Global Yields, Asian Currencies, USD weakness vs JPY weakness
Yesterday saw one of the rare occasions when European 10- year real yield fell faster than nominal yields. Data wise, there was little to explain this move as data globally have stayed strong. US Senator Lindsey Graham not ruling out the US going to war with North Korea had little impact on Asian currencies and, with investors happy to buy risk-related higher yielding assets, we instead attribute current market behaviour to strong liquidity conditions and Secretary of State Tillerson’s more conciliatory tone towards North Korea. US banks deploying their balance sheets to reach for higher yields, plus the US Treasury reducing its cash balance ahead of reaching the debt ceiling in September, have pumped additional funds into the system, keeping risk assets supported. After a meeting with Minority Leader Schumer and Treasury Sec Mnuchin, Senate Majority Leader McConnell said there will be a vote on the debt ceiling ‘next month or so’ suggesting that the US should ‘never ever’ default on its debt. USD cross-currency basis spread arbitrage seems to be working again, converting onshore USDs into offshore USD liquidity, which we view as an important condition for keeping the risk rally alive.

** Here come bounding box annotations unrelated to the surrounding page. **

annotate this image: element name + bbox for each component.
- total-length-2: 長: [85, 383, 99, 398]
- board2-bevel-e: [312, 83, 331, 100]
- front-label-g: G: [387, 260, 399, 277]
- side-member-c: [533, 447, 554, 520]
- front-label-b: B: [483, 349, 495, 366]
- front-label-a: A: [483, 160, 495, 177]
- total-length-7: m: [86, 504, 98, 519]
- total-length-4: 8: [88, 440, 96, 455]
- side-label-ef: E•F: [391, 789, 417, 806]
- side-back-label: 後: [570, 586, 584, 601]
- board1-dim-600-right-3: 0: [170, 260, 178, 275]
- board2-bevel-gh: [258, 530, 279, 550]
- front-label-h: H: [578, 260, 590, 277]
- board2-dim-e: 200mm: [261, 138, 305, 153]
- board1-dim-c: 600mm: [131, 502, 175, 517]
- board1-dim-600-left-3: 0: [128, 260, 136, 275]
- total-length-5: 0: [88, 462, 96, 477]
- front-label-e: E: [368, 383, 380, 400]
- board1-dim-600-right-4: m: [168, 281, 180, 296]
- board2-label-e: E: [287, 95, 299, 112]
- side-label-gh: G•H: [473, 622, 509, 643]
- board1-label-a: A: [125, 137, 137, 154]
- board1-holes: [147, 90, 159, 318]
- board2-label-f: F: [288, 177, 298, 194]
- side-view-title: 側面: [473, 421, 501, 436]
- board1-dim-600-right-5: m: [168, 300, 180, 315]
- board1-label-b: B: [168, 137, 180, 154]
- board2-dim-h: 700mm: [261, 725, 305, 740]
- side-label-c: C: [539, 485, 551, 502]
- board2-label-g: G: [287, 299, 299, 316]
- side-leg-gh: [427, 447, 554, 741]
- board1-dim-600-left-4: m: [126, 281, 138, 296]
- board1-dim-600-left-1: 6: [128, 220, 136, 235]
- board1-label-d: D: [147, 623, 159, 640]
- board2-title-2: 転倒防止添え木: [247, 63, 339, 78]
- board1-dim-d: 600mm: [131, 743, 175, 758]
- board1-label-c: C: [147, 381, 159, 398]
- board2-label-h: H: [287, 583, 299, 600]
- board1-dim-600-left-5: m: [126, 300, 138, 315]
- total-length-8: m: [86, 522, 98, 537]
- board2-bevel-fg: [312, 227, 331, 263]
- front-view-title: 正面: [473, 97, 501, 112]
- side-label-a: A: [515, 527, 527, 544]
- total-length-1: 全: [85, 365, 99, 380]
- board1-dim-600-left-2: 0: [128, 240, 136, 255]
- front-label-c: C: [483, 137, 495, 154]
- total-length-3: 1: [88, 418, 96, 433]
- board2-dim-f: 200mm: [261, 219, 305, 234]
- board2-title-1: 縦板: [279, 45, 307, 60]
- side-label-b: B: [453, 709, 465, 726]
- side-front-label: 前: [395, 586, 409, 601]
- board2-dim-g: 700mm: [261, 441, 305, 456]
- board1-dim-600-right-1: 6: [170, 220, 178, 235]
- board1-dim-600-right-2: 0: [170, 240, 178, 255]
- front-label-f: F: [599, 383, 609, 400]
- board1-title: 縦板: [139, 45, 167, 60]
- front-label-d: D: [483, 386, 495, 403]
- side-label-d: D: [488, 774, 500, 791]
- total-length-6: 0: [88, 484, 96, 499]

The US auto cycle seems running tired with yesterday’s car sales data (moderately) disappointing again. Consequently, the Dow Jones transportation index – a bellwether of the equity market – has fallen 6.4% from its June top. However, a similar signal emerged in March and did not prevent the equity market from continuing to work higher. This is because European and US equity markets continue to be supported by strong earnings releases. Yesterday’s sharp 3.5% fall in oil prices tells a similar story. API inventories released overnight showed a surprise 1.8m barrel rise in US crude inventories, and OPEC output was reported to have risen in July, according to Bloomberg and Reuters surveys. The commodity market seems split between those commodities facing inventory and overcapacities (such as energy) and other industrial raw materials (such as copper and iron ore) where recent growth in demand have led to higher prices. For risk markets to turn lower we need inflation to pick up, which we only expect late this year going into 2018. Yesterday’s core PCE release coming in at 1.5%Y is consistent with the risk rally extending further from here.

With real DM yields falling rapidly, narrowing interest rate differentials, one would expect the JPY to continue its recent rally. Instead, the JPY has weakened overnight with EURJPY trying to break above its 200-week MAV. EURJPY is one of the currency pairs most sensitive to trends, rarely spending too much time within a corrective pattern. Over the past 10 years EURJPY has crossed its 200-week MAV only three times; all occasions were followed by significant moves. Important to the future path of the JPY will be the policy stance of the BoJ. Some market participants view the JPY as the next EUR with respect to the BoJ changing its stance in light of economic recovery. We disagree with this view. Overnight it was the BoJ’s Funo suggesting the BoJ must maintain its aggressive monetary easing stance to achieve stable 2% inflation, which would create room for lowering real borrowing costs when the economy slumps. USDJPY has formed a tradable bottom and is expected to rally from here.